Lo cierto y verdadero es que Gross jamás abandonó el consumo de estupefacientes y hubo de ser ingresado en diversas ocasiones en los años que le quedaban de vida. Siempre, todo hay que decirlo, contra su voluntad y a instancias de su padre y, en alguna ocasión, incluso por mediación de su santa esposa. En 1911 es internado de nuevo, y el tiempo de encierro le sirve para proyectar la fundación de una escuela para anarquistas en su amada Ascona. Dos años más tarde puede vérsele en Berlín, donde entra en contacto con algunos representantes del movimiento dadaísta de la ciudad como Raoul Hausmann, Hannah Höch o Franz Jung, en el que dejaría una honda huella. Precisamente en Berlín y a finales de ese mismo año de 1913, Hans Gross hace detener a su retoño y lo envía a un manicomio austriaco para que sea liberado de sus adicciones y de sus poco adecuados comportamientos. Inmediatamente se pone en marcha una campaña de apoyo al hijo perseguido y encerrado: diez mil folletos, impresos por una sociedad cultural vienesa, en los que se pide la puesta en libertad de Otto Gross se distribuyen en Munich, Berlín, Viena, Zurich y algunas otras ciudades.

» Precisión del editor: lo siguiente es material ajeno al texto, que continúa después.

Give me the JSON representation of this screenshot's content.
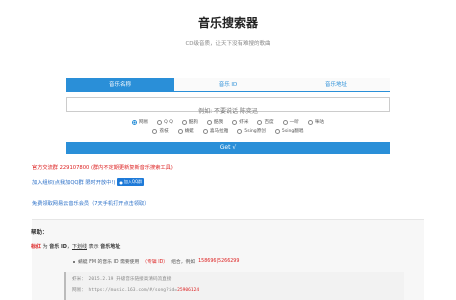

Finalmente, recibe el alta en 1914, justo cuando la guerra comienza a extenderse por todo el continente. Durante la contienda Gross ejerce como médico del ejército austro-húngaro en diferentes destinos, y al final se le ve deambular por las calles de Budapest y Praga, donde conoce al ya mencionado Max Brod y a Franz Kafka, que –casualidades de la vida- había sido alumno del viejo Hans Gross en la Facultad de Derecho de la ciudad checa. Se dice que El Proceso debe mucho a la inspiración de la oveja negra del psicoanálisis. De regreso en Berlín, pone en marcha, junto a Franz Jung y al pintor Georg Schrimpf, una revista llamada Die freie Strasse, que debía ser un trabajo preparatorio para la Revolución que ya se anuncia en Alemania, y se ve envuelto en otro rocambolesco lío de faldas. Moriría en el sanatorio berlinés de Pankow el día 13 de marzo de 1920 a causa de una neumonía. Lo habían encontrado poco antes en un almacén abandonado al borde de la inanición.